Gen Z is perceived as ultra-connected, demanding, materialistic and marred by questionable and often debated stereotypes. Yet, they are not a homogeneous social category. Nonetheless, this generation fascinates as much as it intimidates. The issue isn’t so much about the labels attached to them – whimsical, mercenary”… – but about their radically different perspective on work. Mike Perk confirms: “This is a generation of young people that grew up totally technologically empowered, able to raise their opinions on global platforms and able to change the course of events through virtual collaboration. They will widen the gap as they find it nearly impossible to adapt to outdated workplaces.” Should this cause despair? “Absolutely not!” replies Sarvesh Dosooye. “A company is not an island.
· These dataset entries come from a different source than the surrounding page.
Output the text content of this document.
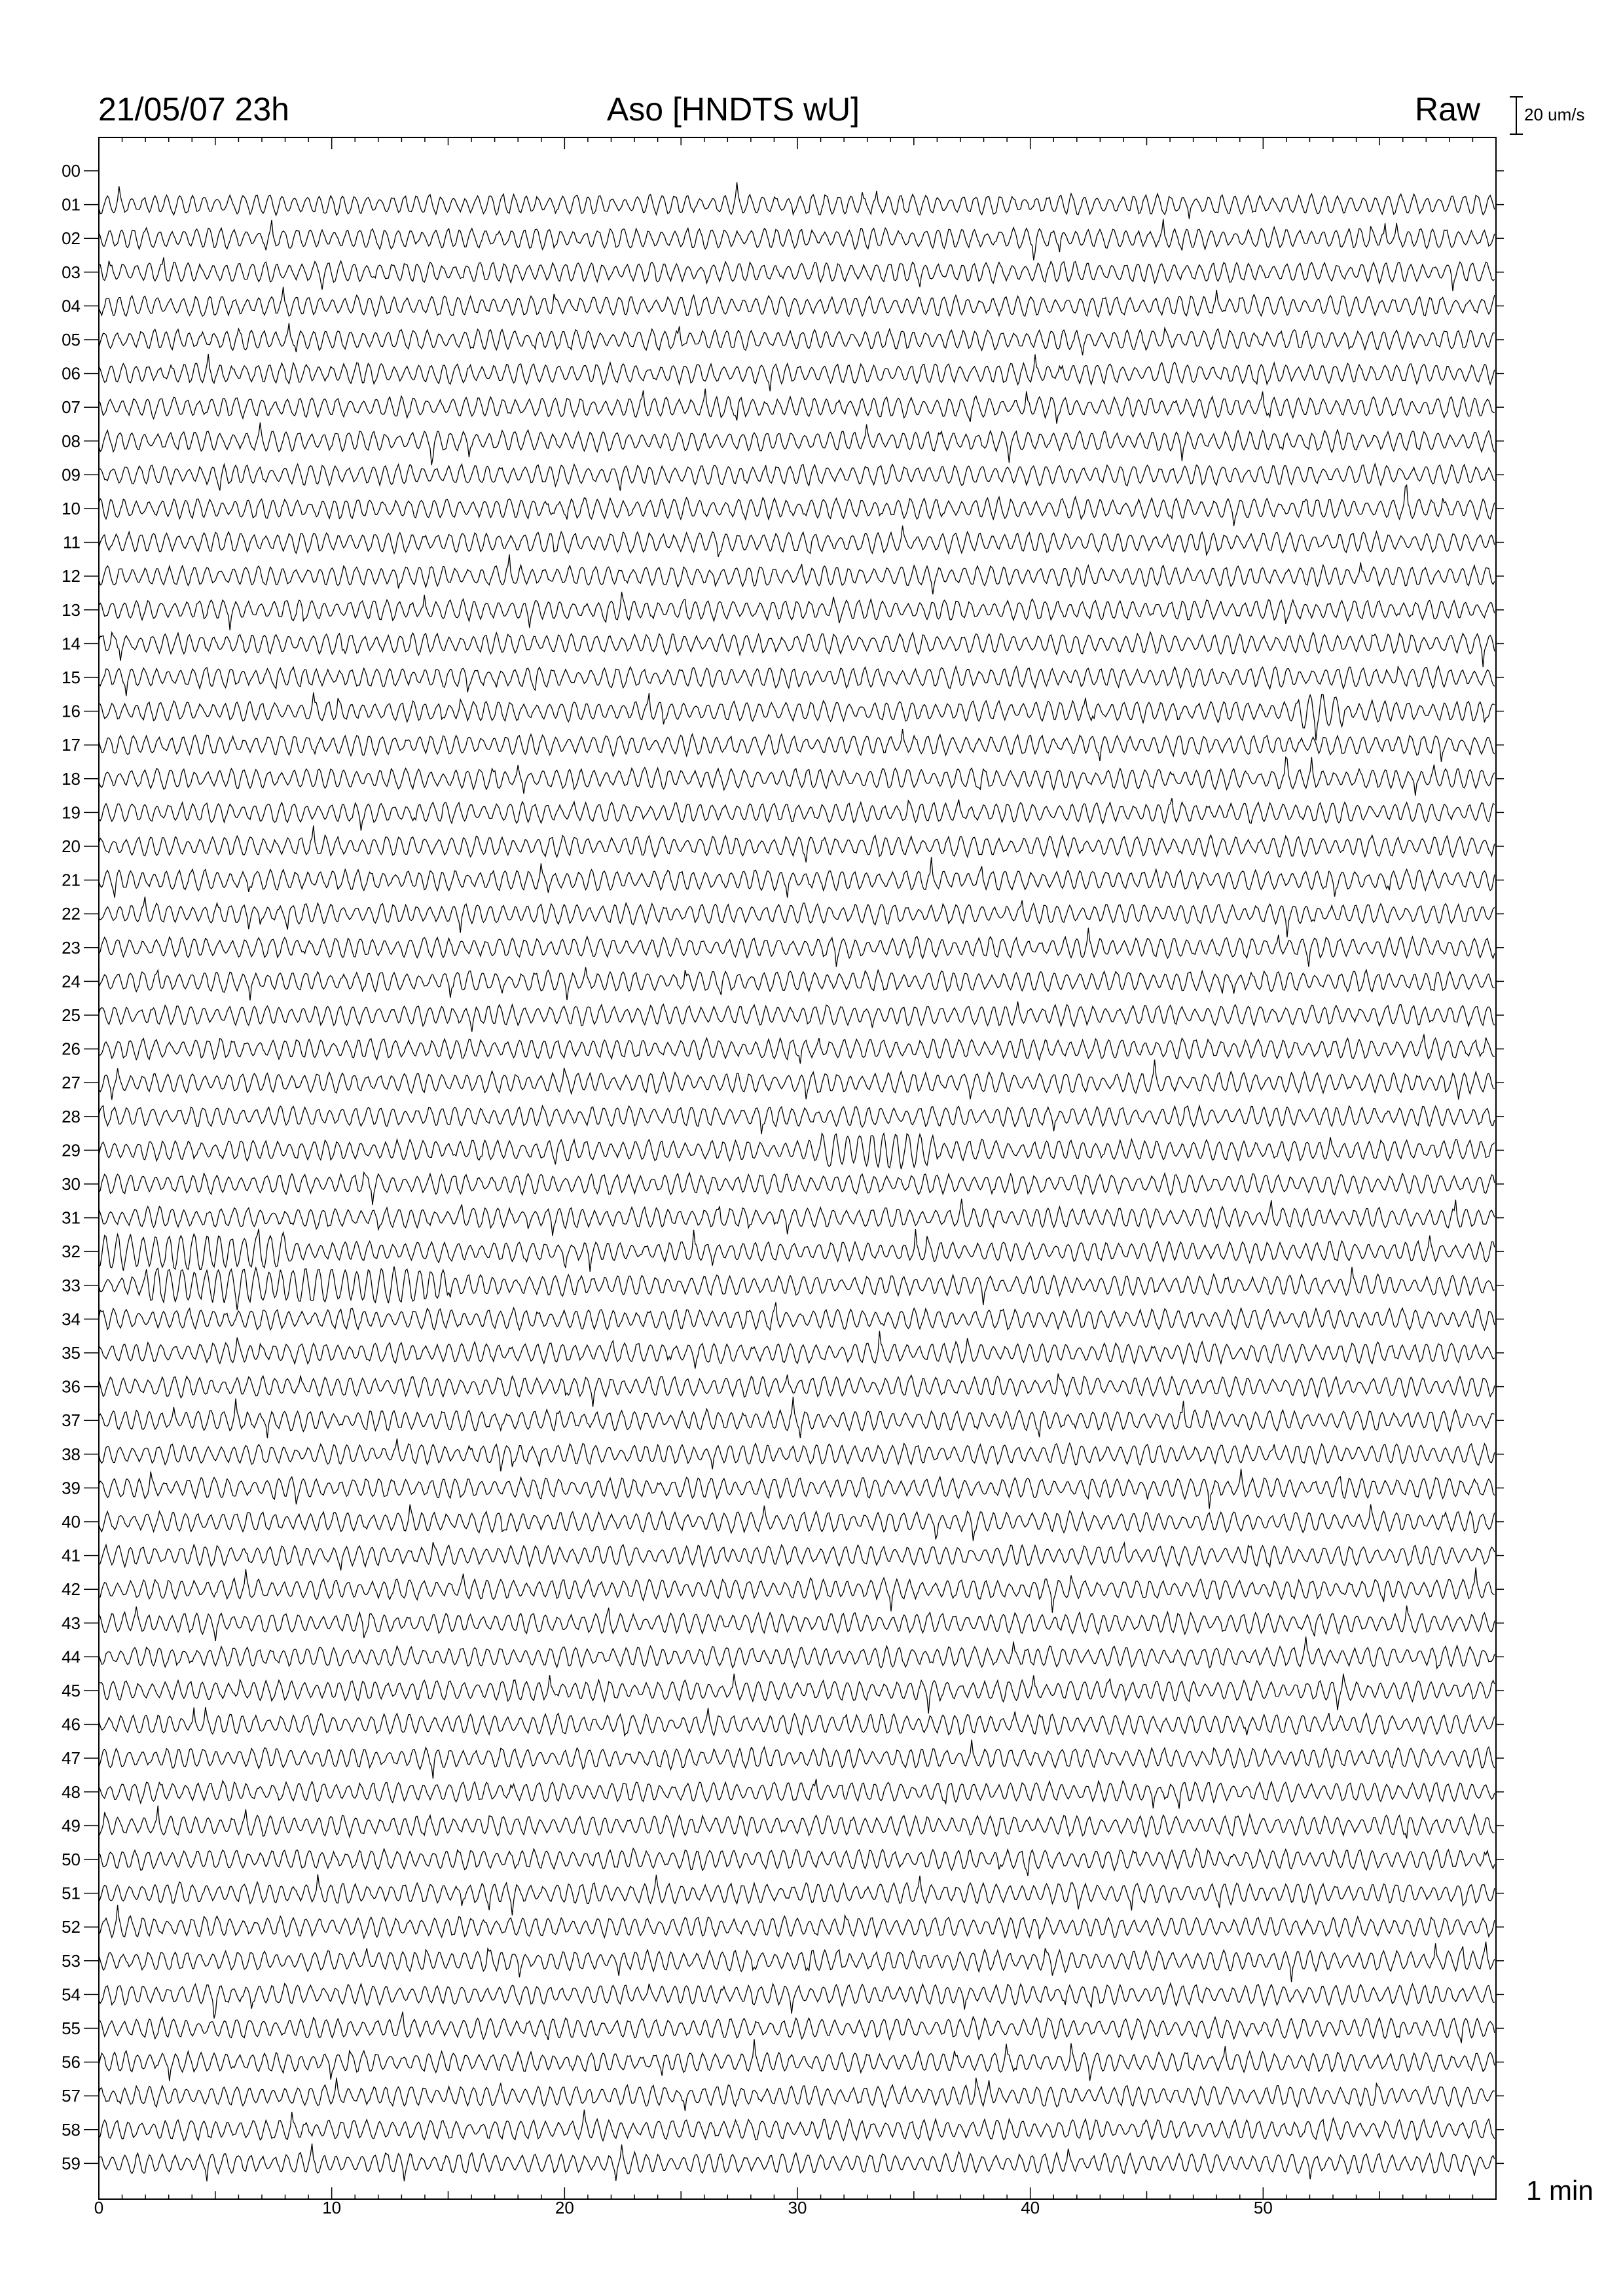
21/05/07 23h	Aso [HNDTS wU]	Raw	20 um/s
1 min
00
01
02
03
04
05
06
07
08
09
10
11
12
13
14
15
16
17
18
19
20
21
22
23
24
25
26
27
28
29
30
31
32
33
34
35
36
37
38
39
40
41
42
43
44
45
46
47
48
49
50
51
52
53
54
55
56
57
58
59
0	10	20	30	40	50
It’s not static but always learning, adapting, and evolving.”
This is precisely what the present circumstances demand: A rethink. “Organisations will have to adapt to employees by transforming into democratic, autonomous, and humane workplaces,” explains Amanda Jordaan. “This is a systemic change that includes all dimensions of the organisation and requires rethinking and revisiting strategy, culture, philosophy, operational model, management style, employee engagement, and organisational structure. It is a marathon, not a sprint.
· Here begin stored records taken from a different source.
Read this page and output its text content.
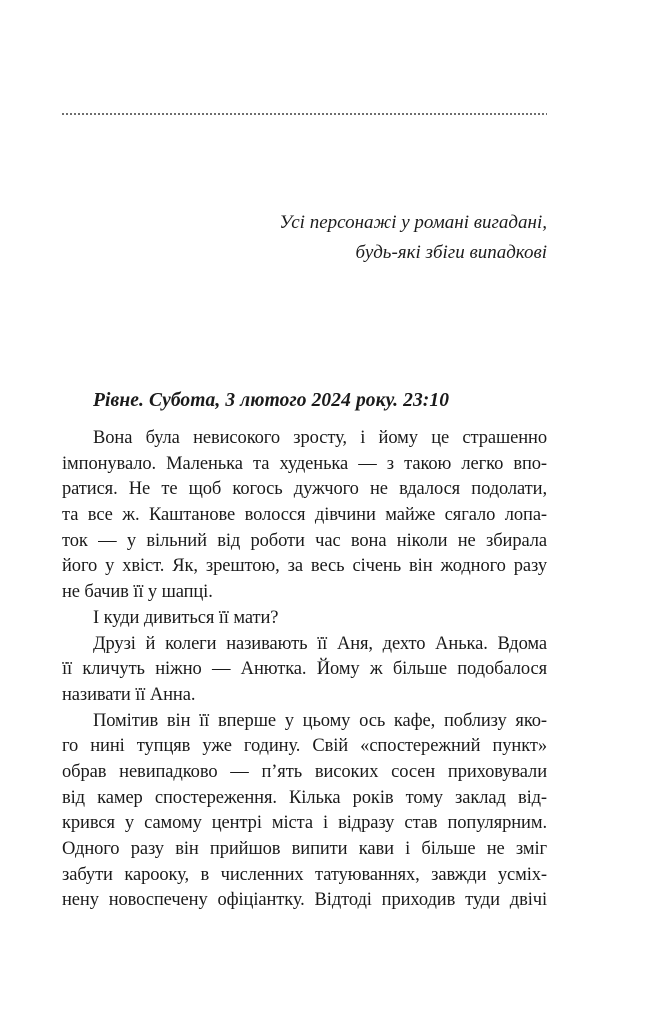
Усі персонажі у романі вигадані,
будь-які збіги випадкові
Рівне. Субота, 3 лютого 2024 року. 23:10
Вона була невисокого зросту, і йому це страшенно
імпонувало. Маленька та худенька — з такою легко впо-
ратися. Не те щоб когось дужчого не вдалося подолати,
та все ж. Каштанове волосся дівчини майже сягало лопа-
ток — у вільний від роботи час вона ніколи не збирала
його у хвіст. Як, зрештою, за весь січень він жодного разу
не бачив її у шапці.
І куди дивиться її мати?
Друзі й колеги називають її Аня, дехто Анька. Вдома
її кличуть ніжно — Анютка. Йому ж більше подобалося
називати її Анна.
Помітив він її вперше у цьому ось кафе, поблизу яко-
го нині тупцяв уже годину. Свій «спостережний пункт»
обрав невипадково — п’ять високих сосен приховували
від камер спостереження. Кілька років тому заклад від-
крився у самому центрі міста і відразу став популярним.
Одного разу він прийшов випити кави і більше не зміг
забути карооку, в численних татуюваннях, завжди усміх-
нену новоспечену офіціантку. Відтоді приходив туди двічі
By being open and authentic about the planned changes and keeping employees informed and involved, this kind of change can be executed in the background to the daily operations of the business without creating major disruptions.”
The opportunity is too significant to miss. And, perhaps, it’s also a moment to revisit Peter Drucker’s words: “The greatest danger in times of turbulence is not the turbulence, but to act with yesterday’s logic.”
A survey conducted by the international management consulting firm Willis Towers Watson on behalf of Business Mauritius reveals that Mauritius has a 66% employee engagement rate at work, which is higher than the global average of 60%
1.This generation is made up of people born between 1996 and 2005, who have grown with Internet.
2.2023 Global Human Capital Trends: New Fundamentals for a Borderless World
3.In 2023, less than one in three Mauritians (28%) say they are fully satisfied with their salary, according to a study by WTW commissioned by Business Mauritius.
4.According to Statistics Mauritius.